New England Clam Chowda

Recipe and photograph courtesy "Caseus Fromagerie Bistro Cookbook:
Every Cheese Has a Story," by Jason Sobocinski; Lyons Press (an imprint of Globe Pequot Press, www.globepequot.com), publishers. Photos by Mike Toth

40 or so littleneck or topneck clams, or 1 quart canned chopped clams
1/2 pound slab bacon
2 medium white onions
2 small shallots
3 cloves garlic
5 good, clean celery stalks, leaves on
1 carrot
2 large russet potatoes, cut into 1/4-inch dice; leave the peels on for more flavor!
1 (8-ounce) bottle clam broth
3 cups whole milk
Kosher salt and freshly ground black pepper
1 cup cream
Beltane Farm's Herbes de Provence chevre log; if you can't find this then roll a plain log of good chevre in Herbs de Provence and now you've got it!
1 bunch fresh chives
1/4 cup Pedro Ximenez sherry

Scrub the clams, discarding any that are not tightly closed. Bring a few quarts of water up to a hard boil in a deep stock pot. Add the cleaned clams and cover. Stir them once and keep an eye on them so that they cook until just opened.
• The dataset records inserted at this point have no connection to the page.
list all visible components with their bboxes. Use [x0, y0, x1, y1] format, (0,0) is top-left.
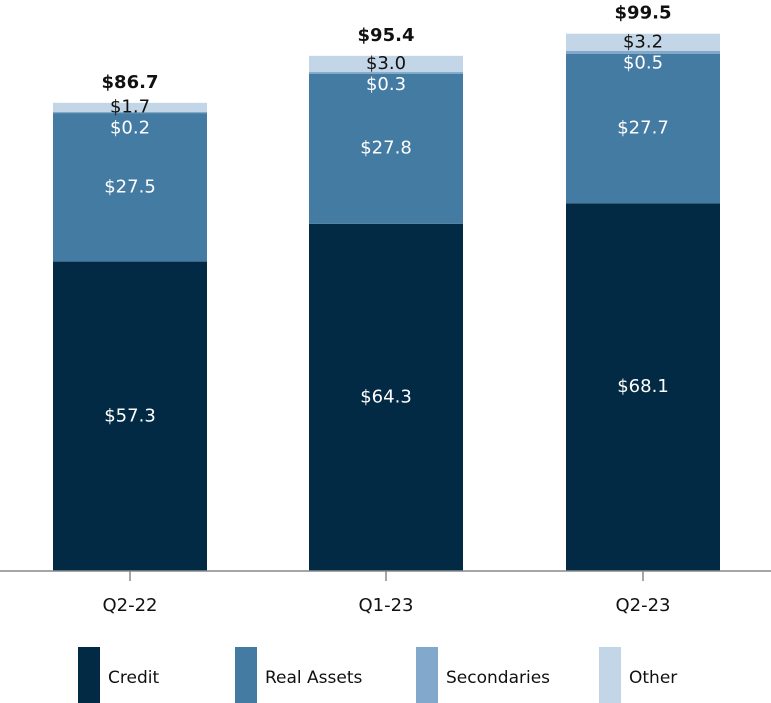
total-label: $99.5	[615, 3, 672, 24]
legend-label: Credit	[108, 668, 159, 688]
legend-swatch	[78, 647, 100, 703]
bar-segment	[53, 113, 207, 262]
x-tick-label: Q2-22	[102, 595, 157, 616]
bar-segment	[309, 55, 463, 73]
bar-segment	[309, 223, 463, 571]
value-label: $68.1	[617, 376, 669, 397]
value-label: $27.8	[360, 138, 412, 159]
value-label: $0.2	[110, 117, 150, 138]
value-label: $0.5	[623, 52, 663, 73]
bar-segment	[566, 203, 720, 571]
legend-swatch	[599, 647, 621, 703]
bar-segment	[53, 112, 207, 114]
legend-swatch	[235, 647, 257, 703]
legend-label: Secondaries	[446, 668, 550, 688]
value-label: $1.7	[110, 96, 150, 117]
value-label: $27.5	[104, 176, 156, 197]
value-label: $64.3	[360, 386, 412, 407]
bar-segment	[309, 72, 463, 74]
legend-label: Real Assets	[265, 668, 363, 688]
value-label: $3.0	[366, 53, 406, 74]
legend-swatch	[416, 647, 438, 703]
x-tick-label: Q2-23	[615, 595, 670, 616]
bar-segment	[53, 261, 207, 571]
value-label: $57.3	[104, 405, 156, 426]
total-label: $95.4	[358, 25, 415, 46]
value-label: $27.7	[617, 117, 669, 138]
value-label: $3.2	[623, 31, 663, 52]
value-label: $0.3	[366, 74, 406, 95]
bar-segment	[566, 33, 720, 51]
bar-segment	[309, 73, 463, 224]
bar-segment	[53, 102, 207, 112]
bar-segment	[566, 50, 720, 54]
x-tick-label: Q1-23	[358, 595, 413, 616]
bar-segment	[566, 53, 720, 204]
total-label: $86.7	[102, 72, 159, 93]
legend-label: Other	[629, 668, 677, 688]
Remove the clams from the pot and shuck and chop them coarsely; if any are unopened then they are sadly destined for the trash. Set them aside in a bowl for later.
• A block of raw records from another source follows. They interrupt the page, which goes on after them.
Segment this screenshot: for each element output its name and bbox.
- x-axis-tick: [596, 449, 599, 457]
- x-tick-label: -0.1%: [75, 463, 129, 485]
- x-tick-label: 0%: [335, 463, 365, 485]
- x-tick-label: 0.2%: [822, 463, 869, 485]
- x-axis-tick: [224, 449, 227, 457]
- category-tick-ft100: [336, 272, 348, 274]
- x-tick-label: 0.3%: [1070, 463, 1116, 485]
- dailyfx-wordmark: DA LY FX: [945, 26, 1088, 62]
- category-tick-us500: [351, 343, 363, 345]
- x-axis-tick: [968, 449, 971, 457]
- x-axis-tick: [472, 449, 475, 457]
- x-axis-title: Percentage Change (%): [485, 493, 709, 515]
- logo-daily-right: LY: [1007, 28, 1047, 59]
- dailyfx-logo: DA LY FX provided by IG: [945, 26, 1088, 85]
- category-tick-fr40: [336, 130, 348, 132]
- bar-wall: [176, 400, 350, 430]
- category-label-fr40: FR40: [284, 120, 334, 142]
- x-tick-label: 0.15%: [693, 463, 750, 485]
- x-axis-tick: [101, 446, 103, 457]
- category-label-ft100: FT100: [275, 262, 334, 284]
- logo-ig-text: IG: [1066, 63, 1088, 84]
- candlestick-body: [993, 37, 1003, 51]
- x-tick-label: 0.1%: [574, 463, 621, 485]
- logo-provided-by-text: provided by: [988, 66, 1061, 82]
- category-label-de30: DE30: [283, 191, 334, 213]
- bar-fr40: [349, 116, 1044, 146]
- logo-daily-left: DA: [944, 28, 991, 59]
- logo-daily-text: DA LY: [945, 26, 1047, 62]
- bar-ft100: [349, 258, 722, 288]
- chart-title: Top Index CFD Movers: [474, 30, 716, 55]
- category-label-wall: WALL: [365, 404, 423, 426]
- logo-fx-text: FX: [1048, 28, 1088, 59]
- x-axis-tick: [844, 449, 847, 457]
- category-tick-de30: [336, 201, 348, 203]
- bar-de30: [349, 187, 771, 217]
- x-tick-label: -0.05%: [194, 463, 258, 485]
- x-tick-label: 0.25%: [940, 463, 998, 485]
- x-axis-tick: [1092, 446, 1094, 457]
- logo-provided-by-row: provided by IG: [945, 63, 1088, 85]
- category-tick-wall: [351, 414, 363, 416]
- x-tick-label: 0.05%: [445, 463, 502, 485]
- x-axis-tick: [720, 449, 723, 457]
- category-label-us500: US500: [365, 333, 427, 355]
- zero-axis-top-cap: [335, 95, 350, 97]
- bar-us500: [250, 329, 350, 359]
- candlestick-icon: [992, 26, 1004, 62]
Run the water from the pot through a sieve with cheesecloth to get rid of any leftover sand, and hold the stock in a small bowl for later. In another large pot, add the bacon, cut into nice lardons, and begin to render off the fat. Once some fat has come out and it has gotten nicely crisp and brown, add the onions, shallots, garlic, celery and carrot, all coarsely diced. Allow to cook until nicely soft but not mushy. Add the potatoes, reserved clam stock, clam broth, and milk. Let simmer very gently for about 10 minutes. Taste and adjust seasoning with salt and pepper. Add the cream and the clams and stir to incorporate. DO NOT BOIL! Just gently heat through and taste for seasoning. The less time the chopped clams sit in the hot soup, the better, as they can get tough. If you plan on serving this chowda the next day (I suggest it), let the base cool down slightly, then add the cream and clams and let cool completely before refrigerating overnight. When you are ready to serve, heat the soup slowly and gently on the stove. Garnish each bowl with a nice medallion slice of the Beltane Herbes de Provence chevre, some fresh chopped chives, and a splash of sherry. Feeds 8 to 10.